Criticism of the speed of the federal response to the disaster in Puerto Rico came to a head on Friday when San Juan Mayor Carmen Yulín Cruz issued a televised plea for help. "People are dying in this country," she said. "If anybody out there is listening to us, we are dying and you are killing us with the inefficiency and the bureaucracy."
This clearly stung Trump, who has been offering a relentlessly upbeat assessment of the havoc in Puerto Rico and wasn't about to let some local politician — a Latina woman, no less — contradict him. In a series of tweets attacking the mayor of an American city flattened by a monstrous storm, the president called Cruz a poor leader, a tool of the Democrats, a complainer, and a "politically motivated ingrate."
Still worse than that was his despicable assertion that disaster-stricken Puerto Ricans "want everything to be done for them when it should be a community effort." The story out of Puerto Rico has been the degree to which communities have pulled together what meager resources remain to help each other in the absence of government aid. Trump dismissively brushed off that heroism born of misery and instead cast the island's population as ungrateful layabouts waiting on a handout. It was among the more disgraceful demonstrations of presidential behavior, combining healthy doses of racial condescension and absurd egotism.
Not long after he was through denigrating the storm-ravaged citizens of his own country, Trump switched gears and decided to humiliate his own top diplomat. On Saturday, Secretary of State Rex Tillerson confirmed that the U.S. had opened direct lines of communication with North Korea as a means of ratcheting down the nuclear-backed tension between the two nations. Trump, however, once again popped off via Twitter. "I told Rex Tillerson, our wonderful Secretary of State, that he is wasting his time trying to negotiate with Little Rocket Man," Trump wrote, using the silly nickname he devised for Kim Jong Un. "Save your energy Rex, we'll do what has to be done," he added.
These tweets were insane, and not just because of the implied threat of war, which has become a dangerously commonplace feature of Trump's North Korea rhetoric. The president of the United States denigrated the diplomatic work of his secretary of state, gave him a condescending "well, at least you tried," and told him to step aside so that the important people could do whatever it is that needs doing. Why on Earth would any world leader give any credence to anything Tillerson has to say when the president publicly treats him like a hapless dolt and countermands his policies via tweet?
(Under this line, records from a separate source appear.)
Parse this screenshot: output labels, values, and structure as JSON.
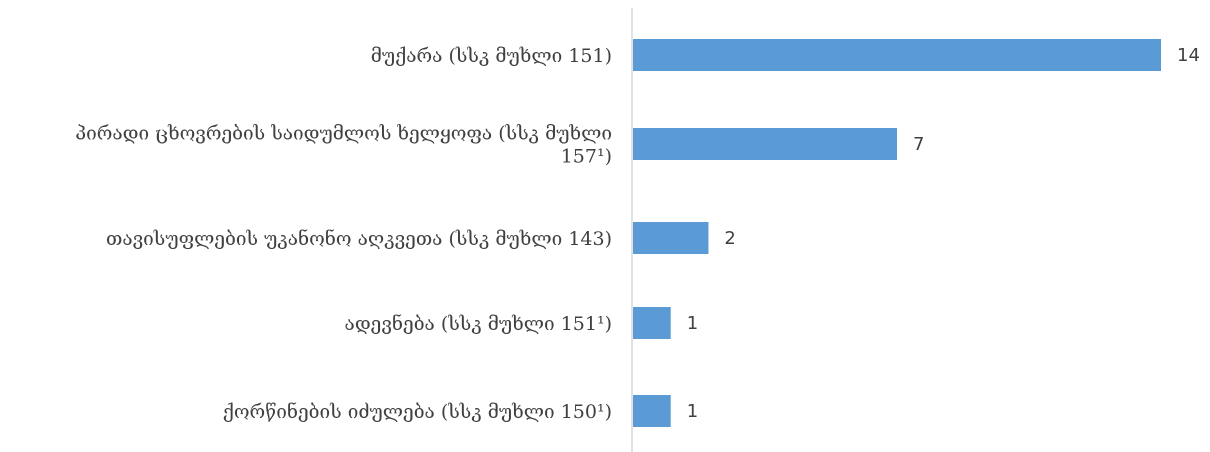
{
  "chart_data": {
    "type": "bar",
    "orientation": "horizontal",
    "categories": [
      [
        "მუქარა (სსკ მუხლი 151)"
      ],
      [
        "პირადი ცხოვრების საიდუმლოს ხელყოფა (სსკ მუხლი",
        "157¹)"
      ],
      [
        "თავისუფლების უკანონო აღკვეთა (სსკ მუხლი 143)"
      ],
      [
        "ადევნება (სსკ მუხლი 151¹)"
      ],
      [
        "ქორწინების იძულება (სსკ მუხლი 150¹)"
      ]
    ],
    "values": [
      14,
      7,
      2,
      1,
      1
    ],
    "value_labels": [
      "14",
      "7",
      "2",
      "1",
      "1"
    ],
    "xlim": [
      0,
      14
    ],
    "grid": false,
    "legend": "none",
    "bar_color": "#5b9bd5",
    "axis_color": "#d9d9d9",
    "text_color": "#404040"
  }
}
All of the self-sabotaging insanity that emerged from the president over the past few days was delivered via Twitter. This weekend stands out as one of the clearest demonstrations yet of just how destabilizing and dangerous it is that Trump has this means of broadcasting directly to the world the poison and madness that infects his brain. Crises like the devastation in Puerto Rico and the tensions with North Korea require careful thought and considered action. Trump is capable of neither, and we'll be very lucky if the president's incurable urge to tweet whatever foolish thing rattles through his mind doesn't end up getting people killed.